Auricélia Silva Monte

C’était nécessaire, c’était en fin de matinée, et les identités ont défilé alors qu’elles glissaient sur la piste de Zygmunt. À chaque nouvelle approche, un boom Baumantico a été dévoilé, et la fragmentation liquidée s’est déployée, et une nouvelle formation instable a été voilée. Dans ces terres américaines de divers mendiants, nous étions quelques autres ultra-inégalités contenues dans une publication bakhtinienne non reconnue. Les différents sens ont émergé dans des moments précis de conversations avec les autres et dans des conversations sans les autres, mais avec eux. Avec ce va-et-vient, le cœur aspirait à des réponses et le cerveau sans comprendre transmettait l’émotion dans les cercles nodaux – la raison de l’indifférence des égaux. Beaucoup de Real Fiction y circulait, au contact du clou dans le miroir noir de la voiture un signe apparaissait, un oui ou un non et, oui et non. De nombreuses pièces étaient servies avec un sourire, mais aussi beaucoup de gonflement dans la gorge lorsque la main atteignait vingt ans, mais le regard n’avait pas été donné.
Le bilan des expériences identitaires qui sont révélées et transmutées, et révélées et transformées, et révélées et non figées, se regardent, se nient, ont peur, se taisent … se taisent …
L’immensité des désirs qui se croisent et entravent la course de ce jour-là, n’a pas permis la visualisation du réel pour tout le monde, dans la fourchette étranglée en disant: La recherche au Brésil se fait comme ceci: Demander!

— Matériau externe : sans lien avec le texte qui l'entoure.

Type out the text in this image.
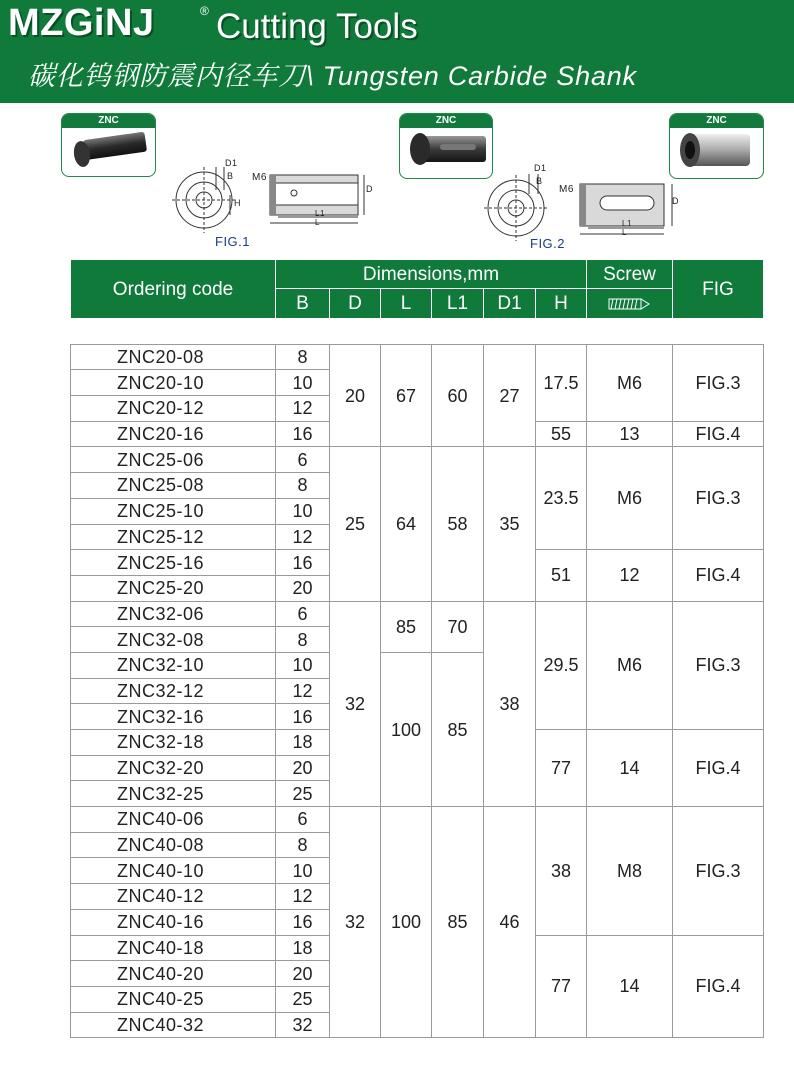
MZGiNJ	® Cutting Tools
碳化钨钢防震内径车刀\ Tungsten Carbide Shank
ZNC	ZNC	ZNC
D1
B
H
M6
D
L1
L
FIG.1
D1
B
M6
D
L1
L
FIG.2
Ordering code	Dimensions,mm						Screw	FIG
	B	D	L	L1	D1	H	

ZNC20-08	8	20	67	60	27	17.5	M6	FIG.3
ZNC20-10	10							
ZNC20-12	12							
ZNC20-16	16					55	13	FIG.4
ZNC25-06	6	25	64	58	35	23.5	M6	FIG.3
ZNC25-08	8							
ZNC25-10	10							
ZNC25-12	12							
ZNC25-16	16					51	12	FIG.4
ZNC25-20	20							
ZNC32-06	6	32	85	70	38	29.5	M6	FIG.3
ZNC32-08	8							
ZNC32-10	10		100	85				
ZNC32-12	12							
ZNC32-16	16							
ZNC32-18	18					77	14	FIG.4
ZNC32-20	20							
ZNC32-25	25							
ZNC40-06	6	32	100	85	46	38	M8	FIG.3
ZNC40-08	8							
ZNC40-10	10							
ZNC40-12	12							
ZNC40-16	16							
ZNC40-18	18					77	14	FIG.4
ZNC40-20	20							
ZNC40-25	25							
ZNC40-32	32							
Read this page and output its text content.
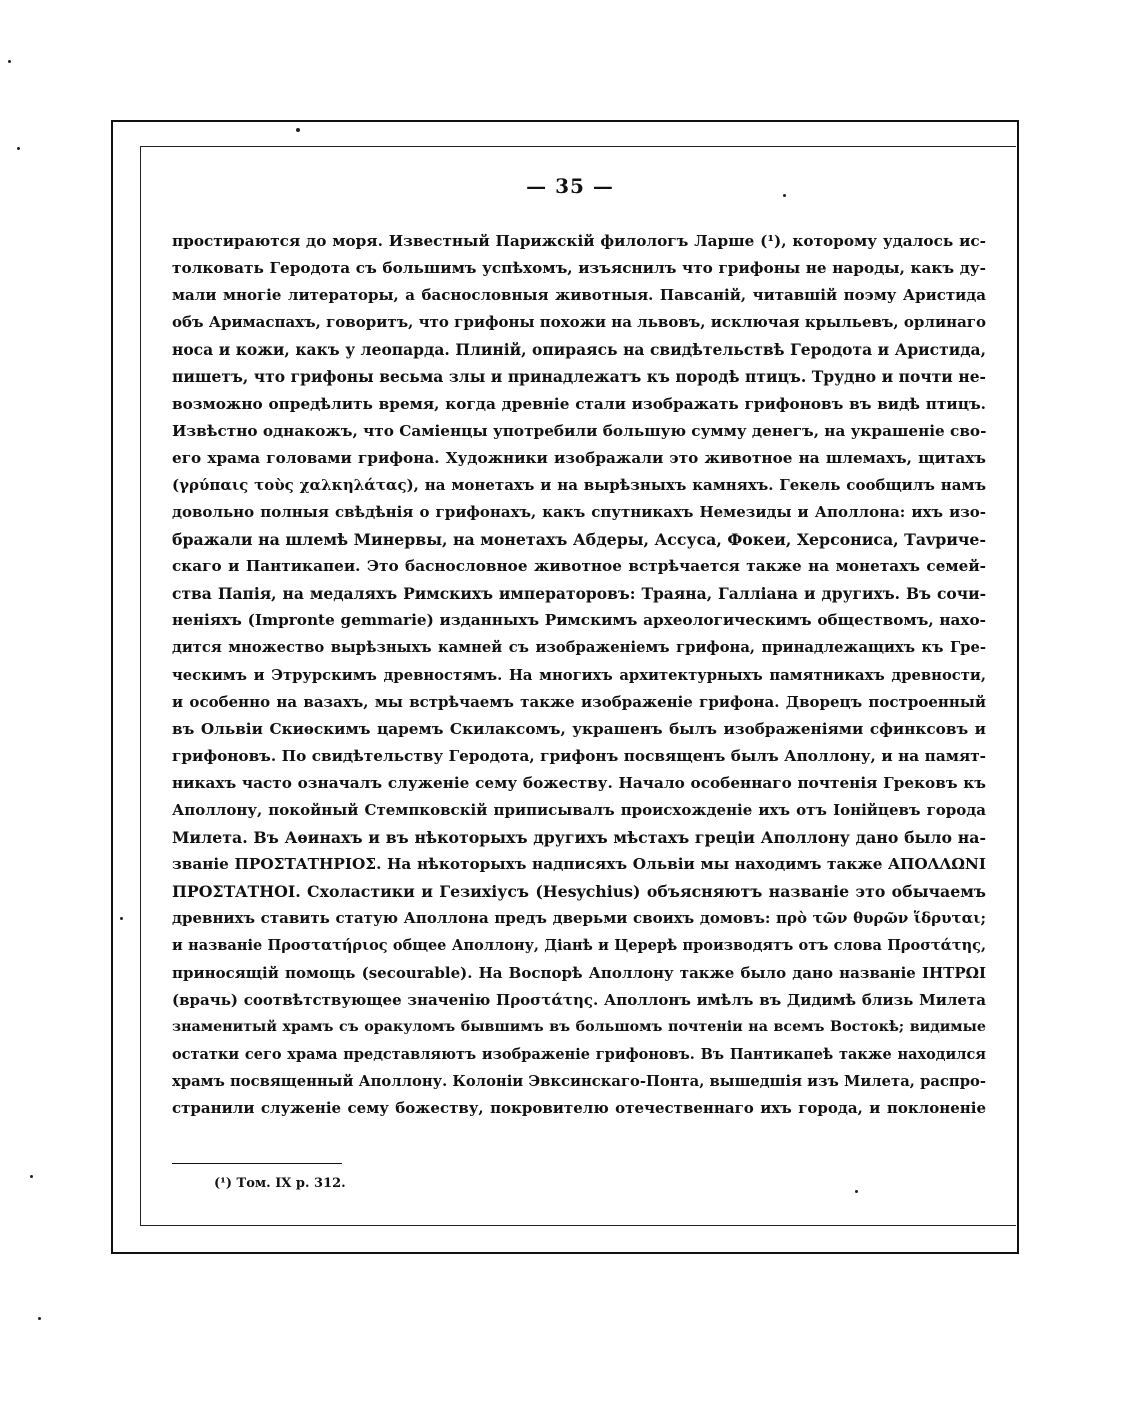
— 35 —
простираются до моря. Известный Парижскій филологъ Ларше (¹), которому удалось ис-
толковать Геродота съ большимъ успѣхомъ, изъяснилъ что грифоны не народы, какъ ду-
мали многіе литераторы, а баснословныя животныя. Павсаній, читавшій поэму Аристида
объ Аримаспахъ, говоритъ, что грифоны похожи на львовъ, исключая крыльевъ, орлинаго
носа и кожи, какъ у леопарда. Плиній, опираясь на свидѣтельствѣ Геродота и Аристида,
пишетъ, что грифоны весьма злы и принадлежатъ къ породѣ птицъ. Трудно и почти не-
возможно опредѣлить время, когда древніе стали изображать грифоновъ въ видѣ птицъ.
Извѣстно однакожъ, что Саміенцы употребили большую сумму денегъ, на украшеніе сво-
его храма головами грифона. Художники изображали это животное на шлемахъ, щитахъ
(γρύπαις τοὺς χαλκηλάτας), на монетахъ и на вырѣзныхъ камняхъ. Гекель сообщилъ намъ
довольно полныя свѣдѣнія о грифонахъ, какъ спутникахъ Немезиды и Аполлона: ихъ изо-
бражали на шлемѣ Минервы, на монетахъ Абдеры, Ассуса, Фокеи, Херсониса, Тavриче-
скаго и Пантикапеи. Это баснословное животное встрѣчается также на монетахъ семей-
ства Папія, на медаляхъ Римскихъ императоровъ: Траяна, Галліана и другихъ. Въ сочи-
неніяхъ (Impronte gemmarie) изданныхъ Римскимъ археологическимъ обществомъ, нахо-
дится множество вырѣзныхъ камней съ изображеніемъ грифона, принадлежащихъ къ Гре-
ческимъ и Этрурскимъ древностямъ. На многихъ архитектурныхъ памятникахъ древности,
и особенно на вазахъ, мы встрѣчаемъ также изображеніе грифона. Дворецъ построенный
въ Ольвіи Скиѳскимъ царемъ Скилаксомъ, украшенъ былъ изображеніями сфинксовъ и
грифоновъ. По свидѣтельству Геродота, грифонъ посвященъ былъ Аполлону, и на памят-
никахъ часто означалъ служеніе сему божеству. Начало особеннаго почтенія Грековъ къ
Аполлону, покойный Стемпковскій приписывалъ происхожденіе ихъ отъ Іонійцевъ города
Милета. Въ Аѳинахъ и въ нѣкоторыхъ другихъ мѣстахъ греціи Аполлону дано было на-
званіе ΠΡΟΣΤΑΤΗΡΙΟΣ. На нѣкоторыхъ надписяхъ Ольвіи мы находимъ также ΑΠΟΛΛΩΝΙ
ΠΡΟΣΤΑΤΗΟΙ. Схоластики и Гезихіусъ (Hesychius) объясняютъ названіе это обычаемъ
древнихъ ставить статую Аполлона предъ дверьми своихъ домовъ: πρὸ τῶν θυρῶν ἵδρυται;
и названіе Προστατήριος общее Аполлону, Діанѣ и Церерѣ производятъ отъ слова Προστάτης,
приносящій помощь (secourable). На Воспорѣ Аполлону также было дано названіе ΙΗΤΡΩΙ
(врачь) соотвѣтствующее значенію Προστάτης. Аполлонъ имѣлъ въ Дидимѣ близь Милета
знаменитый храмъ съ оракуломъ бывшимъ въ большомъ почтеніи на всемъ Востокѣ; видимые
остатки сего храма представляютъ изображеніе грифоновъ. Въ Пантикапеѣ также находился
храмъ посвященный Аполлону. Колоніи Эвксинскаго-Понта, вышедшія изъ Милета, распро-
странили служеніе сему божеству, покровителю отечественнаго ихъ города, и поклоненіе
(¹) Том. IX p. 312.
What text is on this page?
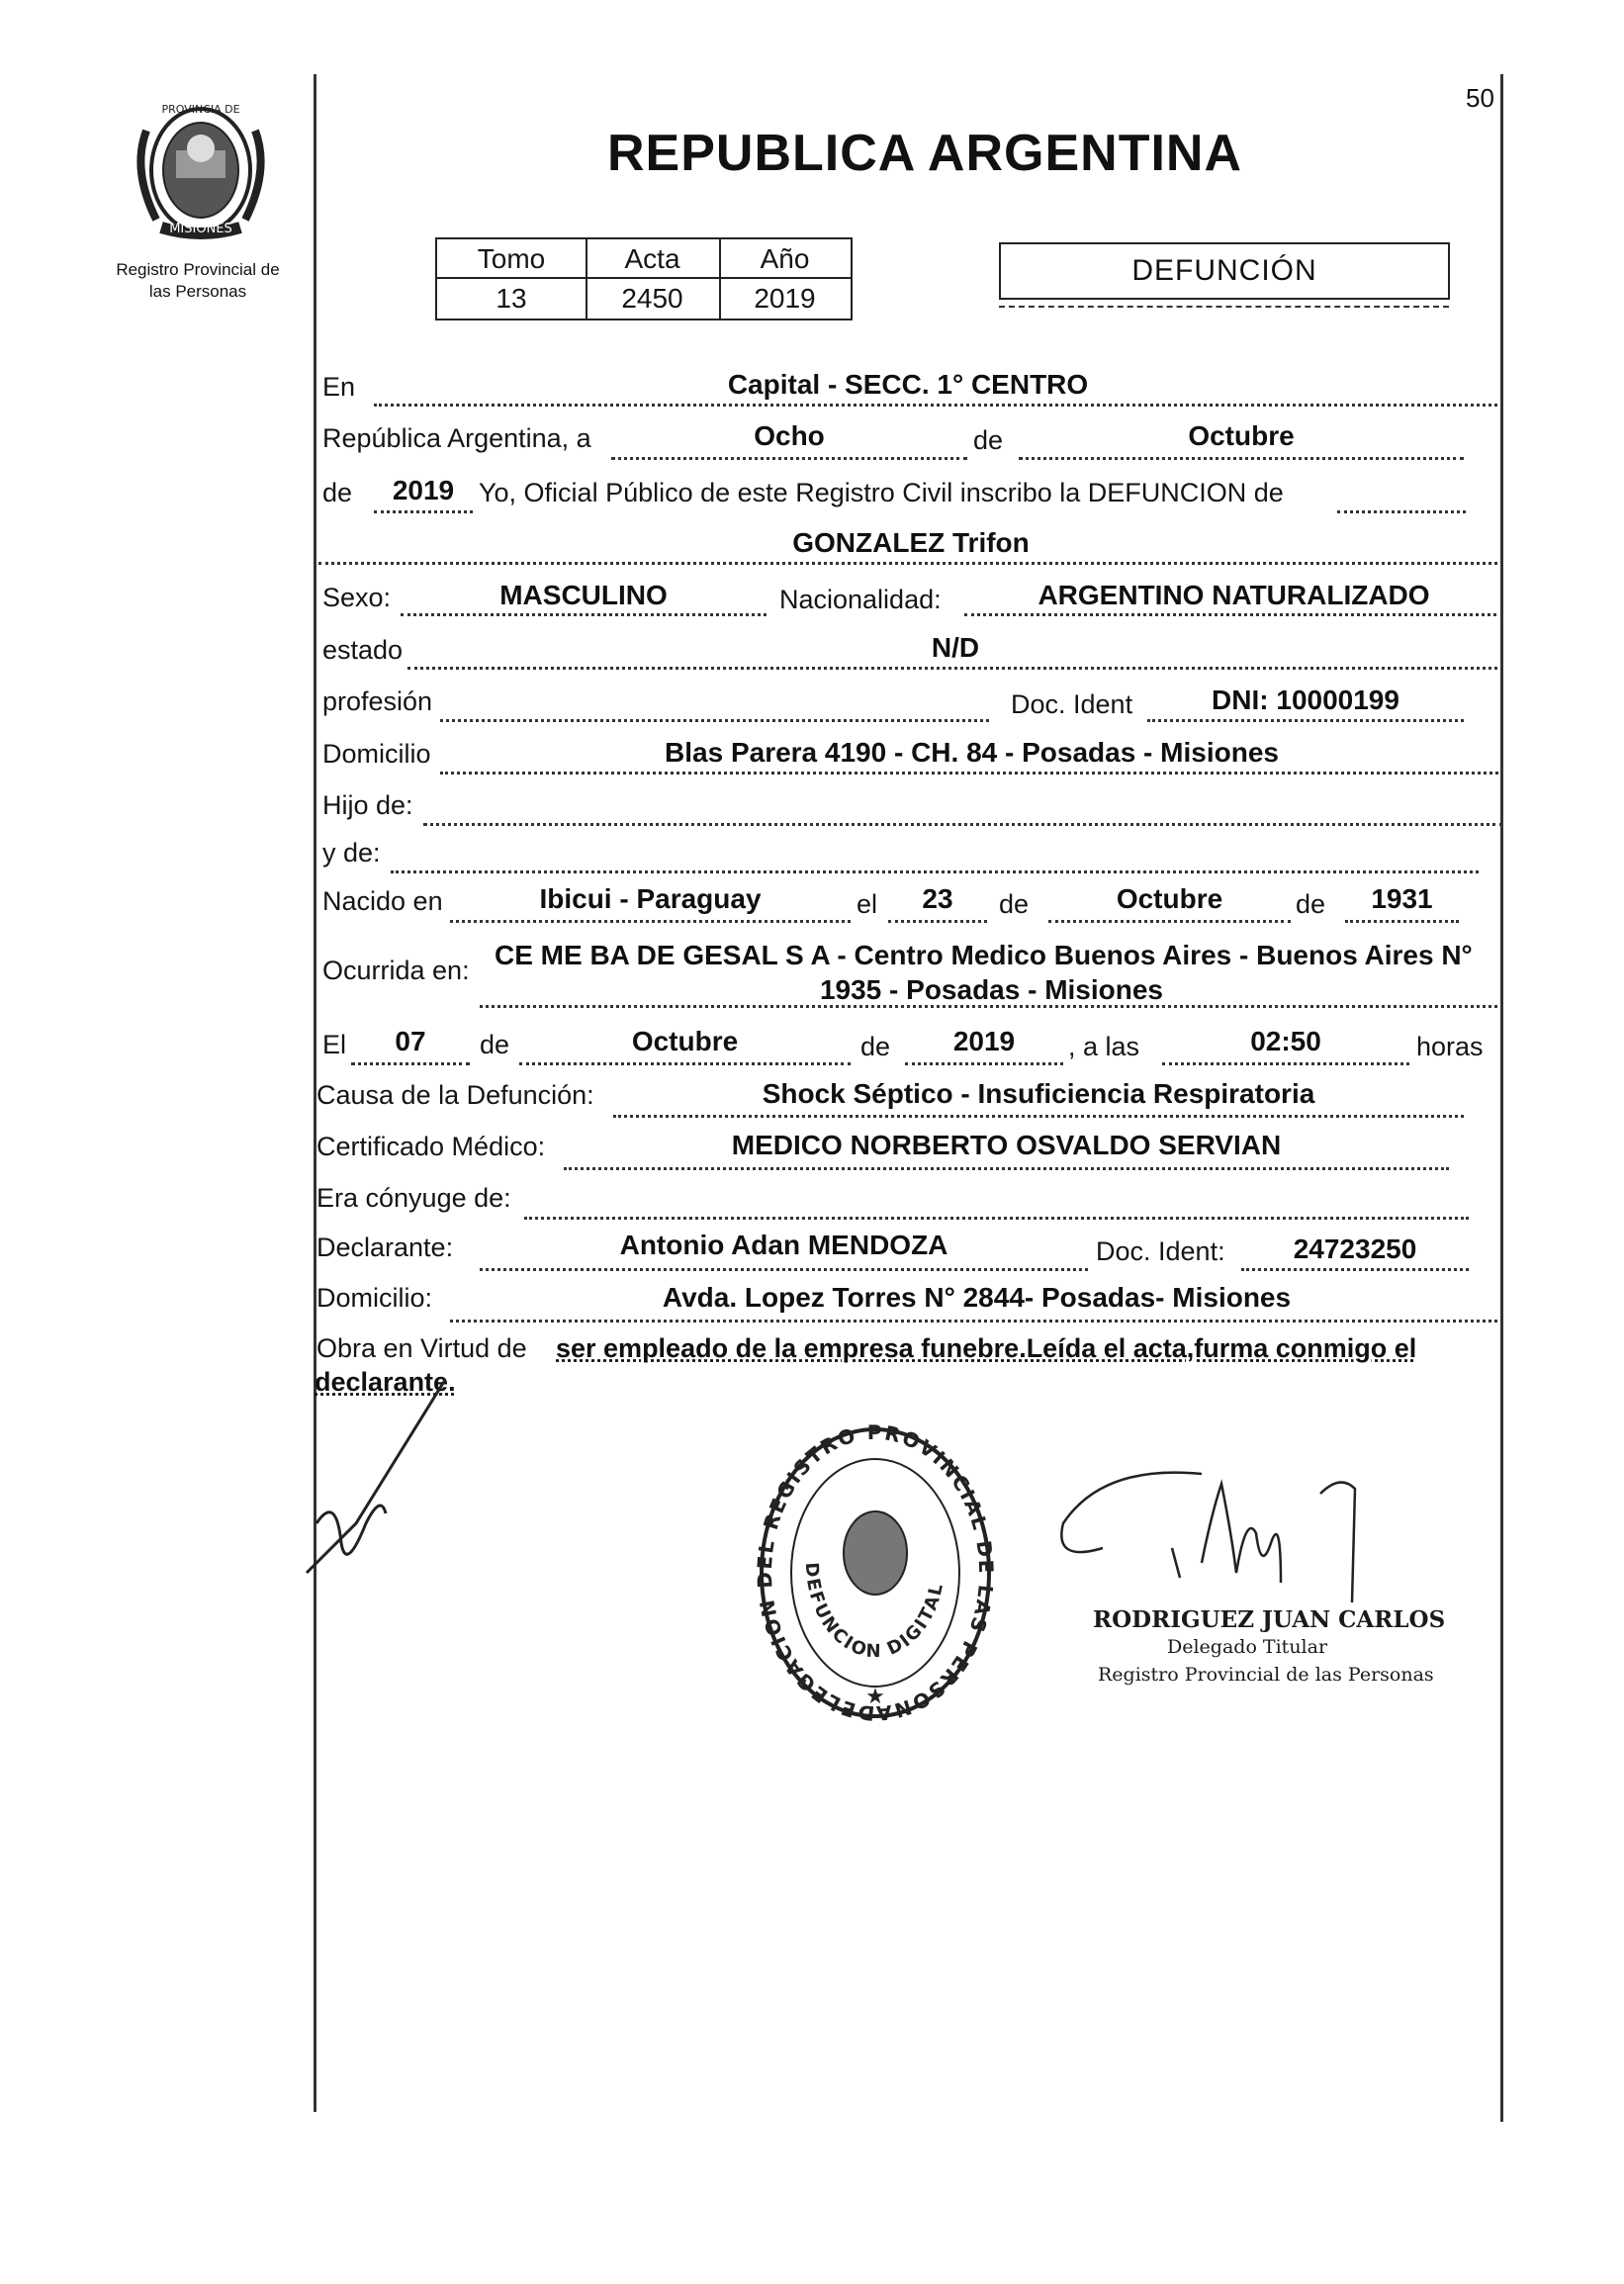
50
MISIONES
PROVINCIA DE
Registro Provincial de
las Personas
REPUBLICA ARGENTINA
Tomo	Acta	Año
13	2450	2019
DEFUNCIÓN
En	Capital - SECC. 1° CENTRO
República Argentina, a	Ocho	de	Octubre
de	2019 Yo, Oficial Público de este Registro Civil inscribo la DEFUNCION de
GONZALEZ Trifon
Sexo:	MASCULINO	Nacionalidad:	ARGENTINO NATURALIZADO
estado	N/D
profesión	Doc. Ident	DNI: 10000199
Domicilio	Blas Parera 4190 - CH. 84 - Posadas - Misiones
Hijo de:
y de:
Nacido en	Ibicui - Paraguay	el	23	de	Octubre	de	1931
Ocurrida en: CE ME BA DE GESAL S A - Centro Medico Buenos Aires - Buenos Aires N°
1935 - Posadas - Misiones
El	07	de	Octubre	de	2019	, a las	02:50	horas
Causa de la Defunción:	Shock Séptico - Insuficiencia Respiratoria
Certificado Médico:	MEDICO NORBERTO OSVALDO SERVIAN
Era cónyuge de:
Declarante:	Antonio Adan MENDOZA	Doc. Ident:	24723250
Domicilio:	Avda. Lopez Torres N° 2844- Posadas- Misiones
Obra en Virtud de ser empleado de la empresa funebre.Leída el acta,furma conmigo el
declarante.
DELEGACION DEL REGISTRO PROVINCIAL DE LAS PERSONA
DEFUNCION DIGITAL
★
RODRIGUEZ JUAN CARLOS
Delegado Titular
Registro Provincial de las Personas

Ce jour-là nous volons comme des oiseaux parfois statiques, mais nous changeons, car la vision du repos permanent nous fait peur, alors nous préférons être dynamiques comme les deux réels lancés par la vitre de la douce voiture, qui volait … volait … volait parmi tant de monde d’autres voitures dans des mouvements précipités, mais il a atteint la destination de notre poche dans la honte.
C’est parti … il y avait le jour et maintenant nous ne sommes plus des soi, nous sommes les autres … nous sommes les autres et les soi. Nous sommes des sujets volatils dans la liquidité identitaire du réel brutal que nous vivons.
Demain est un autre jour. Et maintenant!?! Nous sommes plus.